My grandmother used this on my cousin’s diaper rash. I now use it on my chapped lips, my boyfriend’s razor burn, and my fresh tattoo. Same tube.
The real reason it matters: it’s one of the only creams that works on both a weeping wound and dry, cracked cuticles. No fragrance, no sting.
It’s a restorative protective cream from Avène. $28 for 1.3 oz. The claim that made me try it: “speeds skin repair.” I was skeptical — that’s usually marketing fluff.
Cica-plast texture
Thick as cold butter. Not greasy, but your finger leaves a trail.
Sucralfate
That’s the weird one. It’s normally a stomach ulcer med. On skin, it forms a protective film.
Zinc + copper
Antibacterial. Keeps things from getting infected when you pick at a scab.
Photo: ibnu ihza / Unsplash
This thing has four heavy hitters. No retinol, no acids — just barrier repair on steroids. The texture is weirdly sticky for the first 30 seconds, then it sets.
- Sucralfate: Coats the wound like liquid bandage
- Avène Thermal Spring Water: Calms redness in 2 minutes
- Zinc Sulfate: Dries out oozing — yes, oozing
- Copper Sulfate: Anti-microbial without burning
Squeezes out like toothpaste. Rubs in white at first, then disappears into this invisible glove. Absorbs in about 10 seconds — then your skin feels… protected. Not moisturized, protected.

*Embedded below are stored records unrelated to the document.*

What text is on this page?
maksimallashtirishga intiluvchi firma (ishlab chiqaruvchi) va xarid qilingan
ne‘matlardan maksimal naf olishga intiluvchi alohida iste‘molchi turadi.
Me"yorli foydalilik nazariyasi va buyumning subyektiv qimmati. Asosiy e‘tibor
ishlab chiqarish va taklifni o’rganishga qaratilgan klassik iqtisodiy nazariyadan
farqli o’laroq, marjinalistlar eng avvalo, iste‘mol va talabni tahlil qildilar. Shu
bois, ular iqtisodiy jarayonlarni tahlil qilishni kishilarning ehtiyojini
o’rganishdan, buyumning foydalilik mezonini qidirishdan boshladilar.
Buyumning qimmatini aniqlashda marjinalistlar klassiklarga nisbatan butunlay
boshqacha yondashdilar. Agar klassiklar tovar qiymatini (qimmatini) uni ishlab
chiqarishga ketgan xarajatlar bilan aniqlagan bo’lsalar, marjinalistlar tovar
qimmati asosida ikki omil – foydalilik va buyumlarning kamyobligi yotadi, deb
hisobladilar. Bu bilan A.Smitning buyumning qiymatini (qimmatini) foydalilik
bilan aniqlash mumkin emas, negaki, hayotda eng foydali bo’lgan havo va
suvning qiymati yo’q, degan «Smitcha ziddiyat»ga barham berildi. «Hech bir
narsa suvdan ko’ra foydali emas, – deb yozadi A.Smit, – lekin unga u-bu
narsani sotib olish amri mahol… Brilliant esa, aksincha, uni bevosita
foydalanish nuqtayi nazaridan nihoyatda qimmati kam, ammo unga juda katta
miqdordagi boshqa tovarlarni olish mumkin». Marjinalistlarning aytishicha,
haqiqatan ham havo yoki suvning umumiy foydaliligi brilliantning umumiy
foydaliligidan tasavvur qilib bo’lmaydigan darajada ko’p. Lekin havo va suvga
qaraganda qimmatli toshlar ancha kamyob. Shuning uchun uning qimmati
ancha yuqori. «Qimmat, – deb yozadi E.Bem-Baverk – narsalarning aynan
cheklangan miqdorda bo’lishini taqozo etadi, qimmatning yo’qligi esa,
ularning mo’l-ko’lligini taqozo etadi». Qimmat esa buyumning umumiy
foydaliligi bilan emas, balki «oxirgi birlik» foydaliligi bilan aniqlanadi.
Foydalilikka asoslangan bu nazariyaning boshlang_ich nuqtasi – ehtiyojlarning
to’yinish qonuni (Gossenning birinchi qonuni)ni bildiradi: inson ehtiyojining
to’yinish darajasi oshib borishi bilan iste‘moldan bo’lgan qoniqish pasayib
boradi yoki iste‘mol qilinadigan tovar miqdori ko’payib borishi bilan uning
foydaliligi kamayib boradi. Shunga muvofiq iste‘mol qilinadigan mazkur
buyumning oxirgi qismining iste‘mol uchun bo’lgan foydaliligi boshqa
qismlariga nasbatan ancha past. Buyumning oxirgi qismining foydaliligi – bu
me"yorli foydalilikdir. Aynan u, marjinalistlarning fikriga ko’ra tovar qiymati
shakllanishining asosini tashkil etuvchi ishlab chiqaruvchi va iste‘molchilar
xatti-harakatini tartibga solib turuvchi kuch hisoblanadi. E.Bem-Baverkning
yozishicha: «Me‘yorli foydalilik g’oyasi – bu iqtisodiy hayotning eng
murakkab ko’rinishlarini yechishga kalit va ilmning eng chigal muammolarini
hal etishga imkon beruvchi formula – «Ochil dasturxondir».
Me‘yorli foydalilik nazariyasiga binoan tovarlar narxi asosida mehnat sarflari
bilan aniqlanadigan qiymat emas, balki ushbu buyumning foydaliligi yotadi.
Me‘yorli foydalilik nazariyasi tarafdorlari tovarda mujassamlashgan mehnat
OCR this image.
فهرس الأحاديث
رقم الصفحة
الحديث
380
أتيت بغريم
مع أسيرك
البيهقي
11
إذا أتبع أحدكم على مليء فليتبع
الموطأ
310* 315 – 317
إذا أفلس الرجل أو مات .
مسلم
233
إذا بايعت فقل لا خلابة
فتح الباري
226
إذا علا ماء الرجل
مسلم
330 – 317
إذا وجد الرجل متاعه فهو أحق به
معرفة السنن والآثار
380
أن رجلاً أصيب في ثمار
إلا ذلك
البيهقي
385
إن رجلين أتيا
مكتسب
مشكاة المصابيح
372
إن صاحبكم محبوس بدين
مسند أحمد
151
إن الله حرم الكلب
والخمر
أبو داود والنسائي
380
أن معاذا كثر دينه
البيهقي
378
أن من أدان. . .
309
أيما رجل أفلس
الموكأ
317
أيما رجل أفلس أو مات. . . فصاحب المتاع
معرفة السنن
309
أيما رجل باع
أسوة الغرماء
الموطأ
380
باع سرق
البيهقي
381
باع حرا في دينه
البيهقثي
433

Week 2: I woke up with a cold sore starting. Slathered this on overnight. It never fully erupted. That’s not supposed to happen with a cream that costs less than a lip balm set.
My tattoo healed flat — no raised scarring. My boyfriend’s razor bumps vanished in 3 days. My chapped lips? Still chapped if I lick them. It’s not magic, it’s just really good at one thing: sealing damage.
It’s not sexy. It’s not Instagrammable. But if you have a wound, a burn, or a rash, this is the emergency button in your medicine cabinet.